するりと春の足の間に体を摺り寄せ、匂いを付けるとひょいっと庭に舞い降りる。
『ふにゃ~』
どこからか、甘えたような猫の鳴き声が聞こえ、春がきょろきょろと庭に視線を動かすと、柔らかな日差しを集めたような暖かな毛色のふわふわの猫が一匹。

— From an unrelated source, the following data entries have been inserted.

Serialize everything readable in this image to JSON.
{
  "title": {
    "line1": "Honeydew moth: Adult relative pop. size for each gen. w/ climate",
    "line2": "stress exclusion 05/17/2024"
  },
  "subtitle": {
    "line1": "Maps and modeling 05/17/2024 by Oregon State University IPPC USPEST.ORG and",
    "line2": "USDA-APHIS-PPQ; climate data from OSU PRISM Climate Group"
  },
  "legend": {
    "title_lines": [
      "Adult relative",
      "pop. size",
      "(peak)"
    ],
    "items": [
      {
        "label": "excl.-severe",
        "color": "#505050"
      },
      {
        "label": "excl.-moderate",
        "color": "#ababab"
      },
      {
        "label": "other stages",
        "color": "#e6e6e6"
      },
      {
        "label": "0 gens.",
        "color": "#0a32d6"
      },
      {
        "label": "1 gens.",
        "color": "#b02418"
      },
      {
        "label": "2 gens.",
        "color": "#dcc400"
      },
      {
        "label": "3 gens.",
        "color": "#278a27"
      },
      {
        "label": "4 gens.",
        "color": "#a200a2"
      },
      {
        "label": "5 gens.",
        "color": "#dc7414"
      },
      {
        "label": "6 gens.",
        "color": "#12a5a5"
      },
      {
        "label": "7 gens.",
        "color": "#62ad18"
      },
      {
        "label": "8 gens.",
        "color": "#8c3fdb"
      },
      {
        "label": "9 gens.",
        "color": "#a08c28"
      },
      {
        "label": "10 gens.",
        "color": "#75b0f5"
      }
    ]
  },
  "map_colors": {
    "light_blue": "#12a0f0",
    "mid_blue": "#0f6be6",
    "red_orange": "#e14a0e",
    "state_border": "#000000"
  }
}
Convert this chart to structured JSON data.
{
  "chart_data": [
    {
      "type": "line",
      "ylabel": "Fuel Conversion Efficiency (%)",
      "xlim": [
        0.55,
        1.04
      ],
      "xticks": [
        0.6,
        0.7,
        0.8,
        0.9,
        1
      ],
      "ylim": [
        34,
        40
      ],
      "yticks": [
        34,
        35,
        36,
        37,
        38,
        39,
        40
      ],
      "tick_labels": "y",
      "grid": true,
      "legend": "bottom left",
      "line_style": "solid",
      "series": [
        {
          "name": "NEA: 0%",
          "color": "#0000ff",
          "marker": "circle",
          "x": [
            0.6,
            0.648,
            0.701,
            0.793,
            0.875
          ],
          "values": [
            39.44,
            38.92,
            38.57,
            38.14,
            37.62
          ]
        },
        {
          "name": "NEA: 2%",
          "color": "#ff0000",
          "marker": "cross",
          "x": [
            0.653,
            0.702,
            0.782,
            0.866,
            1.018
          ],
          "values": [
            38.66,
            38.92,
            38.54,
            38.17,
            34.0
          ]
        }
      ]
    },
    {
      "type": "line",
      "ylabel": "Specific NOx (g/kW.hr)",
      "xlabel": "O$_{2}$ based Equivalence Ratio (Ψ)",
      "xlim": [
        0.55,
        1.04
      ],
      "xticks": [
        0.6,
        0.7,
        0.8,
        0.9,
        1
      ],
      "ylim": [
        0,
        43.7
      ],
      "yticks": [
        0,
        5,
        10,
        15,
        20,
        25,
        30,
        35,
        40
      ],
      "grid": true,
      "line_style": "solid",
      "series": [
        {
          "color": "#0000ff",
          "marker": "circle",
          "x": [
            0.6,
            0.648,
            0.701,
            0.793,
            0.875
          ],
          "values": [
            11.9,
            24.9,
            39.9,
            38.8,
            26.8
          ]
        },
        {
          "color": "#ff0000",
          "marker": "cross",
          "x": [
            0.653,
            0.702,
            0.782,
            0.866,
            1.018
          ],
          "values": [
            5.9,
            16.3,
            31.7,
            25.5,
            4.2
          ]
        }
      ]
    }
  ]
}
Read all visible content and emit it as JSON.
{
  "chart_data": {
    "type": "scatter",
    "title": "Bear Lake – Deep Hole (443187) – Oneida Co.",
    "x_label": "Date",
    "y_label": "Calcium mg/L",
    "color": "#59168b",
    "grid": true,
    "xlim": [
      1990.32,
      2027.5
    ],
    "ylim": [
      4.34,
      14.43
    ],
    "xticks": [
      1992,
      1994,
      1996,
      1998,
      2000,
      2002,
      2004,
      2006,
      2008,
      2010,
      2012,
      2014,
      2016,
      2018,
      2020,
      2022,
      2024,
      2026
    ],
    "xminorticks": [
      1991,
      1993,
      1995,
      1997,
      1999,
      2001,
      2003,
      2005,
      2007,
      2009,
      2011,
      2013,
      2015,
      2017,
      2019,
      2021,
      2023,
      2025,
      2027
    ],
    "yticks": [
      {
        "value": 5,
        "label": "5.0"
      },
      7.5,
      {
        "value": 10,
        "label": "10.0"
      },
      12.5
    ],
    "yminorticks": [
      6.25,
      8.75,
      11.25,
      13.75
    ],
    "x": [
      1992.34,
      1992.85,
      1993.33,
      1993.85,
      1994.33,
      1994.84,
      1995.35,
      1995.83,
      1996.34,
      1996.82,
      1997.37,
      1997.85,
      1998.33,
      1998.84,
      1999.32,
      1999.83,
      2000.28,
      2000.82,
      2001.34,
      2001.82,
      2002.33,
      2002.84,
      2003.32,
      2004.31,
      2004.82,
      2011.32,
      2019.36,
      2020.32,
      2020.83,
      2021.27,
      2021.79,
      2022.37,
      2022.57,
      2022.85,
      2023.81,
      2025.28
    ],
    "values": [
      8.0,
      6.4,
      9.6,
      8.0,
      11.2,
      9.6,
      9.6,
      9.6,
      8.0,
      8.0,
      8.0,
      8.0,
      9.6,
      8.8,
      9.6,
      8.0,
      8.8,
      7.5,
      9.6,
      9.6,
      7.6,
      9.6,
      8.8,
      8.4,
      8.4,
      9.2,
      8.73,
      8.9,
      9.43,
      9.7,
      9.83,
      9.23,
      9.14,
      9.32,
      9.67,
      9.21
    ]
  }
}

ハジメに向かって進んでいくと、すりすりと嬉しそうにその身を擦りつけ甘えて喉を鳴らす。
ハジメも、ふわふわの毛並みを堪能するように毛づくろいをしてやり仲睦まじく体を寄せ合っている。
「あいつがまだ起き上がれずにいるときから、庭に何度も訪れて鳴いてたやつがいてな」
「あれ、始。おはよう」
くありと眠そうに欠伸をした始が、縁側に座る春の横にドカリと腰を下ろした。
「だから、ハルって名付けてやった」
「え」
「似合いだろう? あの、癖っ毛でぶわぶわとまとまりのない毛が春にそっくりだ」
二匹の戯れる姿を眺め、目を細めた始がそのまま春の膝を枕にゴロリと寝転んだ。
「最近、お行儀悪くない、始」
「お前は少し、ワルい男の方が好きみたいだからな」
「なあにそれ」
膝の上に乗る綺麗な形の頭を撫でながら、くすくすと笑う春の笑い声を聞き、始はゆっくりと目を閉じる。
暖かな陽射しを浴びながら、二人と二匹は日向ぼっこを楽しむのであった。